Wer trägt die Kosten für den Einsatz?

Teuer wird es stets für die Länder, die turnusgemäß Truppen stellen. Wie teuer es genau wird, ist allerdings noch ein großes Rätsel. Sicher ist: Je schneller eine Truppe ist, desto mehr kostet sie. Aus Militärkreisen heißt es: Allein die erste Verlegeübung könnte 25 Millionen Euro verschlingen. Ein gewaltiger Kostenfaktor könnte auch das Prepositioning darstellen. Denn die Nato verfügt nicht über einheitliche Waffensysteme. Deshalb müssten zum Beispiel alle Munitionstypen vorgelagert oder die Munition müsste mit jedem Truppensteller-Wechsel ausgetauscht werden.

Ist die VJTF ein Garant für die Sicherheit an der Nato-Ostgrenze?
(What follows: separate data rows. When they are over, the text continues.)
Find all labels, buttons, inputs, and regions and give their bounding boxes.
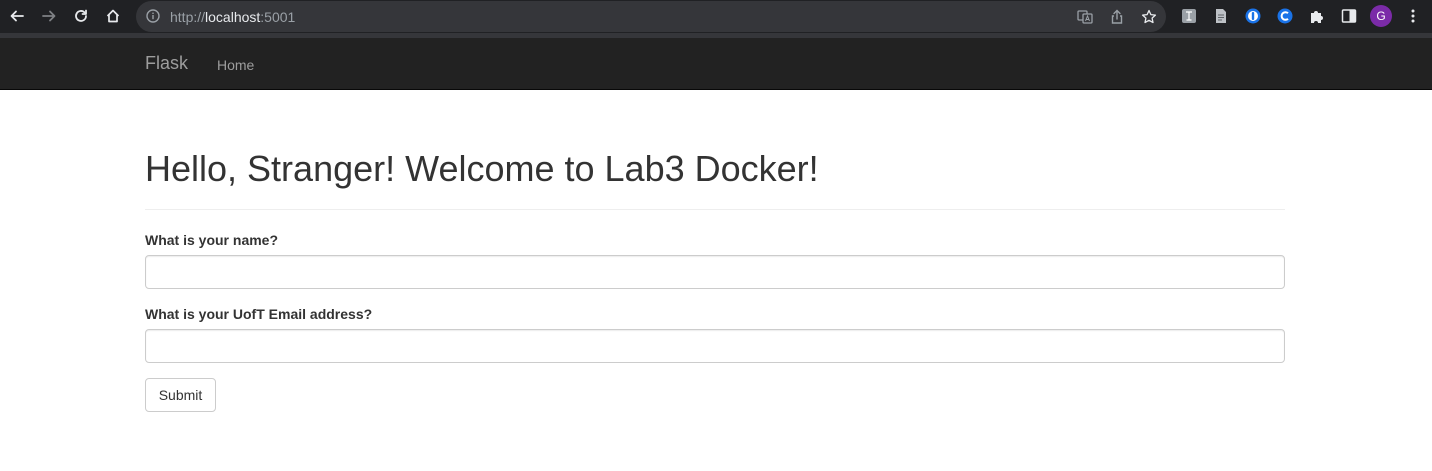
profile-avatar[interactable]: G: [1370, 5, 1392, 27]
forward-arrow-icon: [42, 10, 56, 22]
forward-button[interactable]: [37, 5, 61, 27]
avatar-letter: G: [1376, 9, 1386, 23]
url-scheme: http://: [170, 9, 206, 25]
address-bar[interactable]: http://localhost:5001: [136, 1, 1166, 32]
back-button[interactable]: [5, 5, 29, 27]
url-port: :5001: [260, 9, 296, 25]
page-heading: Hello, Stranger! Welcome to Lab3 Docker!: [145, 148, 819, 189]
home-icon: [106, 9, 120, 23]
translate-icon[interactable]: [1076, 8, 1094, 26]
site-navbar: Flask Home: [0, 38, 1432, 90]
submit-button[interactable]: Submit: [145, 378, 216, 412]
site-info-icon[interactable]: [146, 9, 160, 28]
url-text[interactable]: http://localhost:5001: [170, 9, 295, 25]
nav-link-home[interactable]: Home: [217, 55, 254, 75]
email-label: What is your UofT Email address?: [145, 306, 373, 322]
side-panel-icon[interactable]: [1340, 7, 1358, 25]
heading-divider: [145, 209, 1285, 210]
email-input[interactable]: [145, 329, 1285, 363]
reload-button[interactable]: [69, 5, 93, 27]
extension-c-icon[interactable]: [1276, 7, 1294, 25]
url-host: localhost: [205, 9, 261, 25]
browser-toolbar: http://localhost:5001 G: [0, 0, 1432, 33]
extensions-puzzle-icon[interactable]: [1308, 7, 1326, 25]
navbar-brand[interactable]: Flask: [145, 53, 188, 73]
extension-password-manager-icon[interactable]: [1244, 7, 1262, 25]
back-arrow-icon: [10, 10, 24, 22]
name-label: What is your name?: [145, 232, 279, 248]
extension-document-icon[interactable]: [1212, 7, 1230, 25]
name-input[interactable]: [145, 255, 1285, 289]
browser-menu-icon[interactable]: [1404, 7, 1422, 25]
home-button[interactable]: [101, 5, 125, 27]
reload-icon: [75, 9, 87, 22]
bookmark-star-icon[interactable]: [1140, 8, 1158, 26]
share-icon[interactable]: [1108, 8, 1126, 26]
extension-translate-icon[interactable]: [1180, 7, 1198, 25]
Nein: Militärexperten sind sich zwar sicher, dass die Speerspitze eine große Abschreckungswirkung haben dürfte. Nur ist auch klar: Viele der Methoden, die Moskau bei der Annektion der Krim eingesetzt hat, lassen sich nicht durch Soldaten bekämpfen. An erster Stelle steht dabei die Propaganda. Auch die allerschnellste Eingreiftruppe kann nicht verhindern, dass Moskau die russischsprachigen Minderheiten in den Balten-Staaten gegen die Regierung ihres Heimatlandes aufstachelt. Die Speerspitze kann, genauso wir die wirtschaftlichen Sanktionen gegen Russland, nur ein Element der Strategie sein. Ohne Diplomatie geht es nicht.